Style and Technique
Robbe-Grillet uses surrealism to illustrate feelings about traditional gender relations. This is perhaps the best form in which to express such thoughts, as the topics and questions raised challenge the traditional way one thinks about the world. It is also more effective to present this conflict with shadowy characters in an unreal setting than to discuss it in a more realistic manner. The surreal context allows readers to step outside their own situations and look at the story from a perspective that had not been previously possible. Thus readers may empathize with a fictional character who may not be unlike a person from everyday life. Readers may then be equipped to apply this new perspective to their own situations.
Robbe-Grillet’s writing is characterized by detailed descriptions. The story begins with the minute details of a flow of blood that, at first, seems to fill the entire picture. It is hard for the reader to tell what will happen next, because the setting is so unfamiliar.

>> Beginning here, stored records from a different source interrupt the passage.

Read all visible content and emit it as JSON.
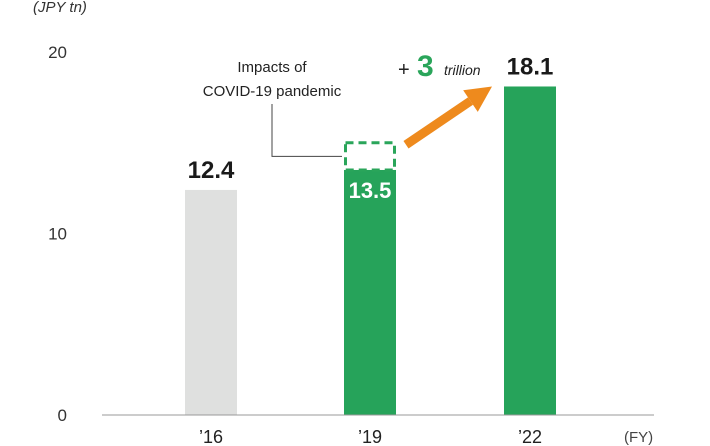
{
  "chart_data": {
    "type": "bar",
    "unit_label": "(JPY tn)",
    "x_unit_label": "(FY)",
    "categories": [
      "’16",
      "’19",
      "’22"
    ],
    "values": [
      12.4,
      13.5,
      18.1
    ],
    "value_labels": [
      "12.4",
      "13.5",
      "18.1"
    ],
    "ylim": [
      0,
      20
    ],
    "yticks": [
      "0",
      "10",
      "20"
    ],
    "ytick_values": [
      0,
      10,
      20
    ],
    "grid": false,
    "colors": {
      "'16": "#dfe0df",
      "'19": "#26a35a",
      "'22": "#26a35a",
      "axis": "#999999",
      "arrow": "#ee8a1d",
      "dashed": "#2aa55a"
    },
    "covid_impact_bar": {
      "category_index": 1,
      "from": 13.5,
      "to": 15.0
    },
    "annotations": {
      "impacts_line1": "Impacts of",
      "impacts_line2": "COVID-19 pandemic",
      "increase_sign": "+",
      "increase_number": "3",
      "increase_word": "trillion"
    }
  }
}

When the unfamiliarity is established, Robbe-Grillet denaturalizes the view of the reader through a cinematic viewpoint. The reader is coerced into viewing the scene in the way the author has presented it. This cinematic technique is useful in demonstrating the author’s assertion that the mutilations described happen in a temporal context as well as in a spatial one, a fact most clearly demonstrated as the story appears to rewind and play back, and also when the author reveals the same scenes from different vantage points.